Em virtude das alterações que foram feitas no projeto de lei, o que já existe hoje, em decorrência do art. 15 do CPC que permite a aplicação subsidiária e supletiva do CPC ao processo do trabalho, é mais adequado do que a proposta que acabou constando no referido projeto de lei.6

Não obstante o projeto de lei se referir à execução trabalhista, evidencia-se a tendência de se admitir a aplicação das normas do processo civil às ações trabalhistas se necessário e útil para garantir a maior efetividade da tutela jurisdicional.

Ainda assim, há divergência doutrinária acerca da aplicação subsidiária e supletiva do processo civil ao processo do trabalho.

Consta no art. 15 do CPC de 2015: “Na ausência de normas que regulem processos eleitorais, trabalhistas ou administrativos, as disposições deste Código lhes serão aplicadas supletiva e subsidiariamente”.

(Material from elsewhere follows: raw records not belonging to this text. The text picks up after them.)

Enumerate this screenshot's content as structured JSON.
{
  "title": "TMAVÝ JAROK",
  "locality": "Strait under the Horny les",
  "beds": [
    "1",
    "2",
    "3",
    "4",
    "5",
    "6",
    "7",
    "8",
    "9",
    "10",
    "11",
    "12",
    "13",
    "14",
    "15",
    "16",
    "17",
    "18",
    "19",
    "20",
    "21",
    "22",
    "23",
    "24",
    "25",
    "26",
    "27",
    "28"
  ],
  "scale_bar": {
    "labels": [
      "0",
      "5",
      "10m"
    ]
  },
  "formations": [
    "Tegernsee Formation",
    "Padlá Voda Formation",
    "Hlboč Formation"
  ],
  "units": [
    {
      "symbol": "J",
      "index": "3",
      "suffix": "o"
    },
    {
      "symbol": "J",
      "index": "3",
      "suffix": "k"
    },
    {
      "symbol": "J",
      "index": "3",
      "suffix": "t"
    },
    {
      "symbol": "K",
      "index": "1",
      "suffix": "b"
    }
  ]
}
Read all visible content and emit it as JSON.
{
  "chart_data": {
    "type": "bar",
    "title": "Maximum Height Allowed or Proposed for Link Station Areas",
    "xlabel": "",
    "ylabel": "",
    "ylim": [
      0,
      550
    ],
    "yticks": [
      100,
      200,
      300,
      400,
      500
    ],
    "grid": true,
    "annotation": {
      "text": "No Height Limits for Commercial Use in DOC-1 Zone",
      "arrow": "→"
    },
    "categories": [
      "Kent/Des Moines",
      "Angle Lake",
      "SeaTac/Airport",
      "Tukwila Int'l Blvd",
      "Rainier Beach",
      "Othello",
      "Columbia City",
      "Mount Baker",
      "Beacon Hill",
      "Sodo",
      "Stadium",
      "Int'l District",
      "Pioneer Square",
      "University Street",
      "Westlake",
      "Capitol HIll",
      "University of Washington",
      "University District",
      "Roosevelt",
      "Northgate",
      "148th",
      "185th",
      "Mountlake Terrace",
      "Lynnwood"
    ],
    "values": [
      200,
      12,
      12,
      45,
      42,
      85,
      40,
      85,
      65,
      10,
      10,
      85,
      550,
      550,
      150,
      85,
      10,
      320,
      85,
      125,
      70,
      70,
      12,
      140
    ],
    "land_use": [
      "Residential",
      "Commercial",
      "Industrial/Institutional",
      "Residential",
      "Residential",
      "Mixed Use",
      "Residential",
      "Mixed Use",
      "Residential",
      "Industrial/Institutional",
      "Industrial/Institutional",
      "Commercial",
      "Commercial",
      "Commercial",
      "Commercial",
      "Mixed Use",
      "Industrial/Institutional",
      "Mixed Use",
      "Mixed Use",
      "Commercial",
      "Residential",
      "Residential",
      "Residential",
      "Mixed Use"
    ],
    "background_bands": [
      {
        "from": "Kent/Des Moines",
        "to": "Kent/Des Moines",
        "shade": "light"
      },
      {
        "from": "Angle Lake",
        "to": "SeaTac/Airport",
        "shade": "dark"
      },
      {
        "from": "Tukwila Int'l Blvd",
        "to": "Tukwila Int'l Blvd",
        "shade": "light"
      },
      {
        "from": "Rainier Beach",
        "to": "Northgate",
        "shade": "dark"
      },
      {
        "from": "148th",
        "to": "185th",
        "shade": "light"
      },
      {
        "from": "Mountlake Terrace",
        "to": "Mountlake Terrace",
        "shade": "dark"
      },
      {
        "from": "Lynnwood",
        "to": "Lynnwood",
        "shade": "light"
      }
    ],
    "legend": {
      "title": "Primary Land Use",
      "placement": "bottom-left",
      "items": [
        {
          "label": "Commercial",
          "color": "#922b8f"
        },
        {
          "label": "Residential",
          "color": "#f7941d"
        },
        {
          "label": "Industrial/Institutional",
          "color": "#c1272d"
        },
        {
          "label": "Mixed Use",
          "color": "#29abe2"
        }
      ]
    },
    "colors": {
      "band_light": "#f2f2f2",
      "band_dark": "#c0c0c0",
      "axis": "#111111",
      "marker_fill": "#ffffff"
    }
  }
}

De fato, o referido artigo acrescentou a hipótese de aplicação SUPLETIVA das normas processuais civis ao processo do trabalho, o que não é o mesmo que aplicação subsidiária, o que é evidenciado pelo próprio uso de expressões distintas, bem como pela exposição de motivos e a sistemática do CPC de 2015.

A aplicação subsidiária – já prevista nos arts. 769 e 889 da CLT – se refere à possibilidade de aplicação do processo civil ao processo do trabalho nos casos em que se verificar lacuna e compatibilidade.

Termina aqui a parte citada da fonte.